A two-week course of antiviral therapy with interferon beta-1b plus lopinavir-ritonavir and ribavirin, started within seven days of showing COVID-19 symptoms has shown potential for treating COVID-19.
A two-week course of antiviral therapy with interferon beta-1b plus lopinavir-ritonavir and ribavirin, started within seven days of showing COVID-19 symptoms, is safe and more effective at reducing the duration of viral shedding than lopinavir-ritonavir alone in patients with mild to moderate illness, according to the first randomised trial of this triple combination therapy involving 127 adults (aged 18 and older) from six public hospitals in Hong Kong.
These early but important findings, published in The Lancet, do not include severe cases of COVID-19, and the authors stress the need for larger phase 3 trials to examine the effectiveness of this triple combination in critically ill patients.
Secondary outcomes (planned outcome measures that are not as important as the primary outcome measure, but are still of interest in evaluating the effect of an intervention) in the new study suggest that clinical improvement and length of hospital stay may be significantly shorter in people treated with triple combination less than seven days after showing symptoms, compared to lopinavir-ritonavir alone.
Experience with influenza, which has a high viral load around the time symptoms appear, suggests that treating hospitalised patients with a combination of multiple antiviral drugs may be more effective than single drug treatments, and minimise the risk of antiviral resistance. The authors hypothesised that this could be a possible therapeutic approach for COVID-19, in which the viral load also peaks around the time of symptom onset.

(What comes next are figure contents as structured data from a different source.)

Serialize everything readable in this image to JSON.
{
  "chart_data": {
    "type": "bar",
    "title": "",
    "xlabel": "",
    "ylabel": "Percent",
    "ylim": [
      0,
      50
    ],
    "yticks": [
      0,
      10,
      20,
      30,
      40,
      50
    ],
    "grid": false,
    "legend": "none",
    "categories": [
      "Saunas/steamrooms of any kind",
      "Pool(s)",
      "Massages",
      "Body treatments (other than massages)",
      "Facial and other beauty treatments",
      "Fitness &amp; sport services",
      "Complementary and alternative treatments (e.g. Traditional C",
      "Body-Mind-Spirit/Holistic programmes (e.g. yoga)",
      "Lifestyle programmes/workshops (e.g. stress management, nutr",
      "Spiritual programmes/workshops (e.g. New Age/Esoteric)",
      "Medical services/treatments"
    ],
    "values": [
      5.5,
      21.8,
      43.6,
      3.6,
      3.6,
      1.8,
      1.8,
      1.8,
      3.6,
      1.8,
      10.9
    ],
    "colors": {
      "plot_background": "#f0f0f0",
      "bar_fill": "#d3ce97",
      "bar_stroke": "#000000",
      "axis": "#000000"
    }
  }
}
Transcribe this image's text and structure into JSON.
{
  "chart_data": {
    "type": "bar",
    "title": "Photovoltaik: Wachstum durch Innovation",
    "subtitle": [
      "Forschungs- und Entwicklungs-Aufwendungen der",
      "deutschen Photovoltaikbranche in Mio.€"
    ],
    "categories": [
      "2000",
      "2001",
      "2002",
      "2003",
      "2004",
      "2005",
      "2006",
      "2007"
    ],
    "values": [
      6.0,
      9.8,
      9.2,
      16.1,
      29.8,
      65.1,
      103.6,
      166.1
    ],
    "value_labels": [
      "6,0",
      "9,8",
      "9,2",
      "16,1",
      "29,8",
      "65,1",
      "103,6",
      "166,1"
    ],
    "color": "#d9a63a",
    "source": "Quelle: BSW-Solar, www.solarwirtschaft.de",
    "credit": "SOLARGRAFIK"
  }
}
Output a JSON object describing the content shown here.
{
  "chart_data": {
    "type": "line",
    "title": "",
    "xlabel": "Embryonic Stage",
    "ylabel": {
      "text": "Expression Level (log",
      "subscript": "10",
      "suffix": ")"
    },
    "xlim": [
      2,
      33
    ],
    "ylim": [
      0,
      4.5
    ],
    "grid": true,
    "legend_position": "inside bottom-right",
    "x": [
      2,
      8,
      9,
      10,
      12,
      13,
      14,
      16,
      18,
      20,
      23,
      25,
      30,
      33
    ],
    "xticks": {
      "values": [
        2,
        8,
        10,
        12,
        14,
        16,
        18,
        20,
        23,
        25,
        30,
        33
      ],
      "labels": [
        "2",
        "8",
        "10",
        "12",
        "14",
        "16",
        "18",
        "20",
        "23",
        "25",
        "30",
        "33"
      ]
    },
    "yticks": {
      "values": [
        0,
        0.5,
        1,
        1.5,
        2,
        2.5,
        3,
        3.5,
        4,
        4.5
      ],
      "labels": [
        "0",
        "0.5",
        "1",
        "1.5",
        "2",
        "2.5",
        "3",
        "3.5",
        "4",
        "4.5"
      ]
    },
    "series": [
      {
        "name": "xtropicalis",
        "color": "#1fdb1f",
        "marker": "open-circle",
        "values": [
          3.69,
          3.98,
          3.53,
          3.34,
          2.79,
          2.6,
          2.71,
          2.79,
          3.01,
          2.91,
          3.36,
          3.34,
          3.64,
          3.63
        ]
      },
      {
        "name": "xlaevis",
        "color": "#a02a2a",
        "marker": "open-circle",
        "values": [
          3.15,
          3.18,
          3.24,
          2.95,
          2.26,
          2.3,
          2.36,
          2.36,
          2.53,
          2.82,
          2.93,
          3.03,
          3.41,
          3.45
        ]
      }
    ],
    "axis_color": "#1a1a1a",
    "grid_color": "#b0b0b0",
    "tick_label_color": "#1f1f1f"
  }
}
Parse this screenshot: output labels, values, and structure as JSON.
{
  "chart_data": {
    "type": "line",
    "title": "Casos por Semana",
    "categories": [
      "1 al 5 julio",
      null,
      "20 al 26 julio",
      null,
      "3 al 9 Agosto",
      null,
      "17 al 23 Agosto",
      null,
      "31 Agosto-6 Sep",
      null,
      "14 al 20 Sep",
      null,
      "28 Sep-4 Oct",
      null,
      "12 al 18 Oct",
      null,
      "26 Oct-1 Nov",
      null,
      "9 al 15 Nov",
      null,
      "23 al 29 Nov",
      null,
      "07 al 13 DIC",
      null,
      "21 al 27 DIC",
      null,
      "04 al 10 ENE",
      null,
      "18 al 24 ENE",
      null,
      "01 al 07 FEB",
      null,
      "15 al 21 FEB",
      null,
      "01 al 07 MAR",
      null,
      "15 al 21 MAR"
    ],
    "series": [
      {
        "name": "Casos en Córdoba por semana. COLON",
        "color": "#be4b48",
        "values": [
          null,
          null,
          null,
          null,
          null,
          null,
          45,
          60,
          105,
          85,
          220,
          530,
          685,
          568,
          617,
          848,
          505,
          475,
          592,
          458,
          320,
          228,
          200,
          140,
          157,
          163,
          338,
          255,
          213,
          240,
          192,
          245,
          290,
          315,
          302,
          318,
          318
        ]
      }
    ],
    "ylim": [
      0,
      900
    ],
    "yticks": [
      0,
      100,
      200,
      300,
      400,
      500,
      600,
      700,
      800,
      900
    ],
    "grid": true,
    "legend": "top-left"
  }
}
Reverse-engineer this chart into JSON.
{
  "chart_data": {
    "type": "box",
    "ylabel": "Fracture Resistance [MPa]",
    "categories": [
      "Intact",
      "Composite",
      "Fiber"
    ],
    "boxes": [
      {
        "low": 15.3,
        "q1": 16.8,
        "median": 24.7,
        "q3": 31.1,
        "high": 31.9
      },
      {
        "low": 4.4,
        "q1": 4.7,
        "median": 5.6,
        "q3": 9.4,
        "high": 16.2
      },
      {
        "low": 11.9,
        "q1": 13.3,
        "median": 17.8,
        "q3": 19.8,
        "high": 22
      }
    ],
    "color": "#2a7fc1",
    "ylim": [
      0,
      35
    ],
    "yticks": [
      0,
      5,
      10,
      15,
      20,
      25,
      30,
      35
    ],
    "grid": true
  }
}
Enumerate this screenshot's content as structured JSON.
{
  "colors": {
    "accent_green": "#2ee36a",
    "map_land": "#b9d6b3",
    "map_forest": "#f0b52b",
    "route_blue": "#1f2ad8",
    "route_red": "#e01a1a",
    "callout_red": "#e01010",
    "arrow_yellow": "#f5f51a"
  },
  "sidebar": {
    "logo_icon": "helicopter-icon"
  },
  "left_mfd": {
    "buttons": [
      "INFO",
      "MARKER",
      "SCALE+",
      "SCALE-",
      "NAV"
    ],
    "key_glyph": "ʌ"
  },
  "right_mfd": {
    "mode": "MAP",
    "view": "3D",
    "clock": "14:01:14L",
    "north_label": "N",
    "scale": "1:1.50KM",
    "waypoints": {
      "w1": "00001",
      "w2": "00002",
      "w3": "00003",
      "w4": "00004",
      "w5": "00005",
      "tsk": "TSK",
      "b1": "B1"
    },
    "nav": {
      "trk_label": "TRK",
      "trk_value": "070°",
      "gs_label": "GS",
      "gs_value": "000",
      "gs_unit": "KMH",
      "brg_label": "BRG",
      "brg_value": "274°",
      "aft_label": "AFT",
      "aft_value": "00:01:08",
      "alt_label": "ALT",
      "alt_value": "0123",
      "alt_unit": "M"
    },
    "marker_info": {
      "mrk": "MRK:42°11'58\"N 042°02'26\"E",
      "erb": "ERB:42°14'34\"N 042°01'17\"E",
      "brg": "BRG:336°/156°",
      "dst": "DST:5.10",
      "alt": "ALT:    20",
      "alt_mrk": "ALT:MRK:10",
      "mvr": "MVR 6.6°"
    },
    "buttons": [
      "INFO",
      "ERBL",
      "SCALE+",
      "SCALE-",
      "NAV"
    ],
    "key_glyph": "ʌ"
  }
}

“Our trial demonstrates that early treatment of mild to moderate COVID-19 with a triple combination of antiviral drugs may rapidly suppress the amount of virus in a patient’s body, relieve symptoms, and reduce the risk to healthcare workers by reducing the duration and quantity of viral shedding (when the virus is detectable and potentially transmissible). Furthermore, the treatment combination appeared safe and well tolerated by patients,” commented Professor KwokYung Yuen from the University of Hong Kong who led the research.
“These findings suggest that interferon beta 1-b may be a key component of the combination treatment and is worth further investigation for the treatment of COVID-19,” said co-author, Dr. Jenny Lo from Ruttonjee Hospital in Hong Kong. “Interferons are naturally occurring proteins, produced in response to viral infection, and the hope is that interferon beta-1b will boost the body’s ability to fight SARS-CoV-2. Future phase 3 trials will soon confirm or refute the usefulness of this candidate drug as a backbone treatment for COVID-19.”